Le Canadian Centre for Policy Studies (CCPS), un groupe de réflexion ancré à droite et prônant la libre entreprise, est particulièrement irrité par la rapidité du processus, alors que les élus n'ont pas toute l'information dont ils ont besoin sous leurs yeux, souligne Mike Patton, directeur des affaires municipales et provinciales de l'organisation.

M. Patton croit qu'il est insensé de demander aux élus d'endosser le projet avant même d'avoir demandé aux fonctionnaires municipaux d'étudier la faisabilité et les impacts économiques et sociaux d'une nouvelle maison de jeu. Il accuse M. Watson, ex-ministre dans le gouvernement de Dalton McGuinty, de soutenir un projet de casino par simple esprit partisan, sans se soucier de l'opinion publique.

« Tout le processus découle du refus du gouvernement McGuinty de mieux contrôler ses dépenses. Au lieu de sabrer dans les dépenses, (les libéraux) sont à la recherche de nouveaux revenus », dénonce M. Patton, un proche de l'ancien maire Larry O'Brien. « Ottawa a déjà un casino. Il est situé à l'hippodrome Rideau-Carleton et il génère des revenus pour la municipalité et la province depuis des années », ajoute-t-il.

M. Patton insiste qu'un nouveau casino, fort probablement au centre-ville, sonnerait le glas de l'anneau équestre du sud rural d'Ottawa, qui héberge 1250 machines à sous de l'OLG depuis une douzaine d'années. Il accuse les libéraux de tourner le dos à l'industrie des courses de chevaux au profit d'autres partenaires du secteur privé « parce qu'ils croient qu'ils vont faire encore plus d'argent ».

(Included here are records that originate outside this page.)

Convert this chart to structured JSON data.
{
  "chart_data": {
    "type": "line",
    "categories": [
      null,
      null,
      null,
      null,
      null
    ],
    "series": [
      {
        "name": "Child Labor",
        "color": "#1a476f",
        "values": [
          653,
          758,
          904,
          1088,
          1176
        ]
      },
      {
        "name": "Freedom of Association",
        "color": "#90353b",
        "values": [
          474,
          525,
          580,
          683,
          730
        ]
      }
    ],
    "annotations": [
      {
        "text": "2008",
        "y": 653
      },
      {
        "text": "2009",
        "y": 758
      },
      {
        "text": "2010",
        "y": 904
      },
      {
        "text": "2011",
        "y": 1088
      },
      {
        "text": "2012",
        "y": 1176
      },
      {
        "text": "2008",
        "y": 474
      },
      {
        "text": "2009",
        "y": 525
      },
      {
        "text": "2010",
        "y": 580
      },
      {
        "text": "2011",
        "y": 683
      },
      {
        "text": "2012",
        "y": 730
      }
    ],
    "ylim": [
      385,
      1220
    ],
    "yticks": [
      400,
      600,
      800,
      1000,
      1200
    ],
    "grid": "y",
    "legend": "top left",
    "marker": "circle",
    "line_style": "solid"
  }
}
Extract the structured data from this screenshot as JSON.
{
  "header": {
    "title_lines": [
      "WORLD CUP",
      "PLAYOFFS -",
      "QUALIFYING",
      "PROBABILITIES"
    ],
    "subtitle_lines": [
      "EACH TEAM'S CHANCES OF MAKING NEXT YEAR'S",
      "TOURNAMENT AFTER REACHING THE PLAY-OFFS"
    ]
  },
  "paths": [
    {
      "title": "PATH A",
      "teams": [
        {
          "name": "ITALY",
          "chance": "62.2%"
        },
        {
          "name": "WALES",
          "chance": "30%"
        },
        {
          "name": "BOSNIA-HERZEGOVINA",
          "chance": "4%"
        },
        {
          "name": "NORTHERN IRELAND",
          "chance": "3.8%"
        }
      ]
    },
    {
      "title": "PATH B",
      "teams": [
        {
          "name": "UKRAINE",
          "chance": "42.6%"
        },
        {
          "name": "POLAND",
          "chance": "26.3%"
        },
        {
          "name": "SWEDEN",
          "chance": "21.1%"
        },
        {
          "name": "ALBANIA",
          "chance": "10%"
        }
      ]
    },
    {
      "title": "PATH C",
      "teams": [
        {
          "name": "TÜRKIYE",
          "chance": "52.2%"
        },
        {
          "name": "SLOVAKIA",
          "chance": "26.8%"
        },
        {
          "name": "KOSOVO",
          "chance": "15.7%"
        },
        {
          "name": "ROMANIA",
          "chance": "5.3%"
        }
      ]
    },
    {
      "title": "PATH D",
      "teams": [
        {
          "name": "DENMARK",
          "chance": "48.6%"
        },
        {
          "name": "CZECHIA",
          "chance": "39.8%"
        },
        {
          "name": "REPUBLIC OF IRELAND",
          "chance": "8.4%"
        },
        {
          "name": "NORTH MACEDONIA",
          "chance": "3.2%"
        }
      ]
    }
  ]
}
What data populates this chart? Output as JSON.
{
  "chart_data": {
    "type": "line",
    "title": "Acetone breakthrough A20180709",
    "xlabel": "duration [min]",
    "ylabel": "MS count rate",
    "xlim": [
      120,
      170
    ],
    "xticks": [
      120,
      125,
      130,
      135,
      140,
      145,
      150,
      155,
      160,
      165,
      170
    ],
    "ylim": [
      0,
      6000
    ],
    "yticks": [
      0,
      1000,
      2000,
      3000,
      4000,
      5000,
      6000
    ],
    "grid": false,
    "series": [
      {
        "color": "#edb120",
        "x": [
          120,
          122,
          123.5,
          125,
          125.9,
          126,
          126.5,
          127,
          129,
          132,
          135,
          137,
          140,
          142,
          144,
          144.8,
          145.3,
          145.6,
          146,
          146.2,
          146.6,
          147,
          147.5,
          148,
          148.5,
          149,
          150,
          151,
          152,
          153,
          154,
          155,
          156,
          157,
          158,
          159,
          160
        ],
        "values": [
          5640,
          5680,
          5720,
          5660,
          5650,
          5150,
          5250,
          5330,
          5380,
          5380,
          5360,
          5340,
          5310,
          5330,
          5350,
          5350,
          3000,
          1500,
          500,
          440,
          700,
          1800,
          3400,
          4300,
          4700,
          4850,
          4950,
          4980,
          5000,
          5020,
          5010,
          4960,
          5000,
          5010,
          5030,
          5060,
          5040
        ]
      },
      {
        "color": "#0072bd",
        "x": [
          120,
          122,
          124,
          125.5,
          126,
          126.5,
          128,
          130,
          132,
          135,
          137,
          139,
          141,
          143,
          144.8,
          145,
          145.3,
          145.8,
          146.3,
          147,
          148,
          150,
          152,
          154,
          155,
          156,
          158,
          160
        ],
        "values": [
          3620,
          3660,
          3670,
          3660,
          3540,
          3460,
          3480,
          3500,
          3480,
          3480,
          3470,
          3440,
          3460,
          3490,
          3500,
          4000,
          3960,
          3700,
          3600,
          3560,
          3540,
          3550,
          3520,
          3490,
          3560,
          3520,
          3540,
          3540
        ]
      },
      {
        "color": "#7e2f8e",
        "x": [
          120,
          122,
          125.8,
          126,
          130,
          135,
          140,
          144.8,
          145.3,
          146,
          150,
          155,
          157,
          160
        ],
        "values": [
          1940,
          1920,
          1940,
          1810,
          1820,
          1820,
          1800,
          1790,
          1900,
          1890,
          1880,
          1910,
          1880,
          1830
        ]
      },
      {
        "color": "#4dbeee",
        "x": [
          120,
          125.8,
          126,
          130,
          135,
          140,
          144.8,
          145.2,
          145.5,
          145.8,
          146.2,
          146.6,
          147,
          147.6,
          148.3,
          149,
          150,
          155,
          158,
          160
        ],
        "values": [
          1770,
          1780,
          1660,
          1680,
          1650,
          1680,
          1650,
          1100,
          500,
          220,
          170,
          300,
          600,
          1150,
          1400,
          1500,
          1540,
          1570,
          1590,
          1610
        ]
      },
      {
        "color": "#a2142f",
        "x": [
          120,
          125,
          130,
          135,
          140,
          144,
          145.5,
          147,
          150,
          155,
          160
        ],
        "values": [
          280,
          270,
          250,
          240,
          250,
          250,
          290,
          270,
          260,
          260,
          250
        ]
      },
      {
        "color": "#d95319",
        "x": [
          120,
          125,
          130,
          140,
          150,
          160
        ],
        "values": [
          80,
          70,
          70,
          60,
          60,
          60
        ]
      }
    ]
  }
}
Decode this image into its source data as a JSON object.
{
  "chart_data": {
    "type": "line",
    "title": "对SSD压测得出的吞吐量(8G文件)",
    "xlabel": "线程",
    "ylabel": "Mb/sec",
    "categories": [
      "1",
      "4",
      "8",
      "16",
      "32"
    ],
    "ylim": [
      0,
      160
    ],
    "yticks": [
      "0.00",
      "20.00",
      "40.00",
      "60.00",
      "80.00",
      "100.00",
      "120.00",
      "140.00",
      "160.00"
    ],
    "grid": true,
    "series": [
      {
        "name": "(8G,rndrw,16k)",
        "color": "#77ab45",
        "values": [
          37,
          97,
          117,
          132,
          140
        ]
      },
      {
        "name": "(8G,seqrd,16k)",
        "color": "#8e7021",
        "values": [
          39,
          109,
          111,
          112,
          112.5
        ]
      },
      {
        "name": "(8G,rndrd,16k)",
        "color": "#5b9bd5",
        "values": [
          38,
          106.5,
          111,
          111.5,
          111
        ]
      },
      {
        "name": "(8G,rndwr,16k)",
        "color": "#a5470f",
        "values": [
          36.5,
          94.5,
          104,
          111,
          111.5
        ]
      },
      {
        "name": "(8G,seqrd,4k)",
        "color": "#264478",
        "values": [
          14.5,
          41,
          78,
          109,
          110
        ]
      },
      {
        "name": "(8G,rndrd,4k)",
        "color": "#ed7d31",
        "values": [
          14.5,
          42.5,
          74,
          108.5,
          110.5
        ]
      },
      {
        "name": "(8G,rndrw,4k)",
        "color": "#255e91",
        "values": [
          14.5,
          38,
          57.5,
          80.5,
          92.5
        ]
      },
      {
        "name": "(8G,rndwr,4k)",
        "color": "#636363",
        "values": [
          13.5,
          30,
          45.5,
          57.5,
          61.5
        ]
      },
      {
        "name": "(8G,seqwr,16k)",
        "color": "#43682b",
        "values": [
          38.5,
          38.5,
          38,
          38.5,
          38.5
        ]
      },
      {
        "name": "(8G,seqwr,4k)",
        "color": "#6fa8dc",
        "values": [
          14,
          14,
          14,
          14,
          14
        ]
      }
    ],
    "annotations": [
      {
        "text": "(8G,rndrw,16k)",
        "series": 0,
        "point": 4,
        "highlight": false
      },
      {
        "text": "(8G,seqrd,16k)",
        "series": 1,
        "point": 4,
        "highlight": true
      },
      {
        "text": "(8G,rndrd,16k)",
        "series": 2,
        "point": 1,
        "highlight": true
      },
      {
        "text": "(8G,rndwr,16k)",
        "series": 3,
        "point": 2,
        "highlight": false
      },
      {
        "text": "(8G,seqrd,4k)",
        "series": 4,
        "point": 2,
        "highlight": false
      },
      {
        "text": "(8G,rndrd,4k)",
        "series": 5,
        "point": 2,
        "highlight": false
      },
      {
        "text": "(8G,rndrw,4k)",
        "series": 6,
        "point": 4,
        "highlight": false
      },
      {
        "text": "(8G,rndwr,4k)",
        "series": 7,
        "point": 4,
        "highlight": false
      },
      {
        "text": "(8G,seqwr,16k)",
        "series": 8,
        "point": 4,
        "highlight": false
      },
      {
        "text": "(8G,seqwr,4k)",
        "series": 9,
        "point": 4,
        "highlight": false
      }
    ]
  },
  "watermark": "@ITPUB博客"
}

Le CCPS demande aux élus municipaux de reporter le vote qui est prévu aujourd'hui. Trois d'entre eux ont déjà fait connaître leur opposition à la démarche du maire. David Chernushenko, Diane Deans et Mathieu Fleury croient qu'un casino plus central - donc plus accessible - amplifierait les problèmes de jeu dans la capitale. La conseillère Diane Holmes pourrait se rallier à eux.